- The revenue from operation dropped 10.6 per cent year on year in 2018-19 at Rs 4,758.62 crore
- The company’s net loss dipped more than tripled at Rs 459.58 crore against Rs 131.88 crore in FY18
As per Panasonic India’s latest regulatory filings with the Registrar of Companies (RoC), the company’s revenue from the Indian market dipped for the second consecutive year with Japan’s leading consumer electronics maker facing intense competition in the smartphone and television markets, and consumers shifting to buy value for money Chinese and online focussed brands amidst an economic slowdown.
The revenue from operation dropped 10.6 per cent year on year in 2018-19 at Rs 4,758.62 crore, while its net loss dipped more than tripled at Rs 459.58 crore against Rs 131.88 crore in FY18.
The company stated that the proceeds from sales of services has increased by 22 per cent as compared to last year. It said the operation of the company was affected during the year due to certain internal and external factors and risk scenarios.
Mohit Yadav, founder at Veratech Intelligence informed ET Telecom that the company had first amended its memorandum in 2015 when it decided to expand its portfolio of goods and services in India. Despite this, the same company’s topline hasn’t seen any remarkable growth.
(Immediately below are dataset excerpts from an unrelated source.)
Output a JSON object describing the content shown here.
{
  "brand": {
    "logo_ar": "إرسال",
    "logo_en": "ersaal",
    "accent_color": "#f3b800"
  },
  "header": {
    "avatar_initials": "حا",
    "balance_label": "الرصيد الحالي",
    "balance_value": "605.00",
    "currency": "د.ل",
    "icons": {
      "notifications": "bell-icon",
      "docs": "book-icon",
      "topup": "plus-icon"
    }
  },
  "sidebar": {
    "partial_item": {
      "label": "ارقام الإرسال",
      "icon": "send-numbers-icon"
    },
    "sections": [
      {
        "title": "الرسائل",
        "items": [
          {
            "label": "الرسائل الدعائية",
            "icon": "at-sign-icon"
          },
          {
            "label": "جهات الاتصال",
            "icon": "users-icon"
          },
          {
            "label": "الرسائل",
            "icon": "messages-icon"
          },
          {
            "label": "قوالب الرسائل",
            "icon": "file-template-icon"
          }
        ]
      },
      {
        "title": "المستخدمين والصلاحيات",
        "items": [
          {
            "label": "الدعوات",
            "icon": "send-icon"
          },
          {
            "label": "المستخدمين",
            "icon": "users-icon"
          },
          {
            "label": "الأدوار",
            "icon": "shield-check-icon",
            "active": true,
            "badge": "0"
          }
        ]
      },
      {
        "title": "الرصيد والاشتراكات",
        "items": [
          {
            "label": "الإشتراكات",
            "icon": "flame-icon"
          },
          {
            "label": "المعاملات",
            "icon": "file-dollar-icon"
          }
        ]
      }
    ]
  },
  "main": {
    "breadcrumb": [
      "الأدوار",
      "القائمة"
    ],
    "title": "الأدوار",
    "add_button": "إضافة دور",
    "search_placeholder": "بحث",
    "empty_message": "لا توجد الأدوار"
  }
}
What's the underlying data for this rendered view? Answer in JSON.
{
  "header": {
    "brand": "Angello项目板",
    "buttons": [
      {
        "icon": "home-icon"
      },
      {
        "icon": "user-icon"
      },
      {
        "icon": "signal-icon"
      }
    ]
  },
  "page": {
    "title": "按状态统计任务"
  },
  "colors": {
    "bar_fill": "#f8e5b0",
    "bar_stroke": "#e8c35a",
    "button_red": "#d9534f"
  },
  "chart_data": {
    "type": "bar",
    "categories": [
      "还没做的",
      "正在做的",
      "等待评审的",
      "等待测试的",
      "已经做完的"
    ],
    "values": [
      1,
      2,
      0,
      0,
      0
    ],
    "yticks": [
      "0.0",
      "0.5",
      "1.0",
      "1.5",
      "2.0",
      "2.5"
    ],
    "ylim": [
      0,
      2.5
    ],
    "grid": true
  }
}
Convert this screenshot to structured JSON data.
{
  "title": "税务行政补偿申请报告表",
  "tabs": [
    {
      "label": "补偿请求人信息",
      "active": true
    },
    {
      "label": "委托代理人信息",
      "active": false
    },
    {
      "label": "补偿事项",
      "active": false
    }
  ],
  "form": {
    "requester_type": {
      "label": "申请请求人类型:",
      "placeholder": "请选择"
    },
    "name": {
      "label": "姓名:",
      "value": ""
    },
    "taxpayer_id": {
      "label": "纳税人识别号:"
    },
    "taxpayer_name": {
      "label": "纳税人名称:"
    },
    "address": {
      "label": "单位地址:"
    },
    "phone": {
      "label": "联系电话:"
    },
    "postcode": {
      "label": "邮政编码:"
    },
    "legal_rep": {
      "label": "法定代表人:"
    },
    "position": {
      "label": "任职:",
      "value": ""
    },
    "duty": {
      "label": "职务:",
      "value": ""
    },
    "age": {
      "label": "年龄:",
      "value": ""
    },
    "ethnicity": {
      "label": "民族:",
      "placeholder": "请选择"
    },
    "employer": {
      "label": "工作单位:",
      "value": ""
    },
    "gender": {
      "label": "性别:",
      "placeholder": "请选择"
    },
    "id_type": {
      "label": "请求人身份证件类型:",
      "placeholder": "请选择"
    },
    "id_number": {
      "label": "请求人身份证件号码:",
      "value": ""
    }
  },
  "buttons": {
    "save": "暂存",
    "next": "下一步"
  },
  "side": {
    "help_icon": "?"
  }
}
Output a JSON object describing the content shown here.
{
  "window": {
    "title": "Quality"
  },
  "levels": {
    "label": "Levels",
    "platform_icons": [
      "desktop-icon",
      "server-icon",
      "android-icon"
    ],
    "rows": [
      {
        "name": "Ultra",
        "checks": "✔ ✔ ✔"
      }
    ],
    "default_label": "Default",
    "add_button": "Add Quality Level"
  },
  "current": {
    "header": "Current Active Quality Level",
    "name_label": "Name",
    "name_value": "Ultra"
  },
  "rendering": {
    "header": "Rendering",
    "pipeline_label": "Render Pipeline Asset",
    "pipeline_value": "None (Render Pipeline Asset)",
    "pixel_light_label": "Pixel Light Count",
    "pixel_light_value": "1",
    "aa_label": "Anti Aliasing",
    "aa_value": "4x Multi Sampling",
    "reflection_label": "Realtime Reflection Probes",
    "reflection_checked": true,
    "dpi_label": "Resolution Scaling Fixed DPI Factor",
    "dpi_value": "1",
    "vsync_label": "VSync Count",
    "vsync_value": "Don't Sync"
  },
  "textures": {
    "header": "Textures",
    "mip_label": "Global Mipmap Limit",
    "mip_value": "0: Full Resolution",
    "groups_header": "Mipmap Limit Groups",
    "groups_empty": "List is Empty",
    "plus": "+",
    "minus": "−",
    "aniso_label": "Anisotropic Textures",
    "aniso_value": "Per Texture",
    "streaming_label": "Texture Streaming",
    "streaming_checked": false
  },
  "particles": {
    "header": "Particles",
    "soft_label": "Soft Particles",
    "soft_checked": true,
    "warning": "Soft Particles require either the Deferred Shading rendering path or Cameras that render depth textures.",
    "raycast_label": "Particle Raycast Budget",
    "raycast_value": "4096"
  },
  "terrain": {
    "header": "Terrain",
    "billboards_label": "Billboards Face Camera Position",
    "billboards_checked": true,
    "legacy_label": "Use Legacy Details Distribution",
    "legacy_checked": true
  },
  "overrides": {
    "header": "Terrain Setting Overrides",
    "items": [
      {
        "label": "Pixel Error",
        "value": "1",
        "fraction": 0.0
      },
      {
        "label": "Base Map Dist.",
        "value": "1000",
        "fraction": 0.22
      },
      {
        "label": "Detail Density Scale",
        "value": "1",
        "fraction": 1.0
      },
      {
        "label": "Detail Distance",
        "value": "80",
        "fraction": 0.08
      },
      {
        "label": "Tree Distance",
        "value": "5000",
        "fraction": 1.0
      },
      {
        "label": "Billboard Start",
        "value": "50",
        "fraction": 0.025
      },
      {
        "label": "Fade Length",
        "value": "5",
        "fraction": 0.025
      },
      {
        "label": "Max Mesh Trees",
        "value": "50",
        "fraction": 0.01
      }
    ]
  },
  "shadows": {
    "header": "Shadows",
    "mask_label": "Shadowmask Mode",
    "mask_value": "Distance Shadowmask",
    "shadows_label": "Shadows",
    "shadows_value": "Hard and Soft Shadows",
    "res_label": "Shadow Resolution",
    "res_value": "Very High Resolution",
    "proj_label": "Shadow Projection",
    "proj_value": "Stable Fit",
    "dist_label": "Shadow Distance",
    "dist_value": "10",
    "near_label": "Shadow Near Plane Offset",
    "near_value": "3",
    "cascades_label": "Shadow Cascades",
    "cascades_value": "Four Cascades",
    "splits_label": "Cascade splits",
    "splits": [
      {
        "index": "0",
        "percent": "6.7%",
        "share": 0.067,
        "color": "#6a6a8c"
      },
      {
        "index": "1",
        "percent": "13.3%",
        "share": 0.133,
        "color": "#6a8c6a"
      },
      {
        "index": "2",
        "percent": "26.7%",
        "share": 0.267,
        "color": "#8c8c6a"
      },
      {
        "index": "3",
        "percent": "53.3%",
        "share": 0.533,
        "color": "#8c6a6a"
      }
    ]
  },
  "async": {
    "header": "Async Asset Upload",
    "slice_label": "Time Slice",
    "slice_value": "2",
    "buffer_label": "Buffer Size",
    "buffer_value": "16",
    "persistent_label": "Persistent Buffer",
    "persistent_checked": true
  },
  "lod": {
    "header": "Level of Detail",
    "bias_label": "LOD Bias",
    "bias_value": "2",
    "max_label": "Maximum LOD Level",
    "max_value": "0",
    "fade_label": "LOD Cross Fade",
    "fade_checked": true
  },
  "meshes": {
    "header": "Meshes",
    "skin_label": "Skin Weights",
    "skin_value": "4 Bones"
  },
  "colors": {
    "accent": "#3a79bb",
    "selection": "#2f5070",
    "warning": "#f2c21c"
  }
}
The current measure of venturing into new businesses seems to be a part of the same strategy of diversifying and opening new revenue streams.
Television market in India witnessed a slowdown
Panasonic informed that the television market in India witnessed a slowdown due to volatile exchange rates and higher customs duties on open cell TV panels which impacted the company’s performance. It said the refrigerator business grew strongly, and in the B2B segment the SMT machine/smart factory solutions business grew by more than four times.
A Panasonic India spokesperson told ET that the drop in profit is due to few factors such as exchange rate impact with the rupee depreciating during that period, the impact of Capex investments and drop in mobile phone revenue.
The person added that the company has shifted its mobile retail business mostly on the e-commerce platform and focusing on limited models. The company’s appliances business specifically refrigerators grew by 74% growth in FY19 while the industry recorded a negative performance of 3%. With respect to TV, the industry has seen a de-growth hence we also de-grew but maintained market share.
Panasonic India spokesperson further stated that the company has invested significantly in B2B and smart factory solutions which has grown over four times.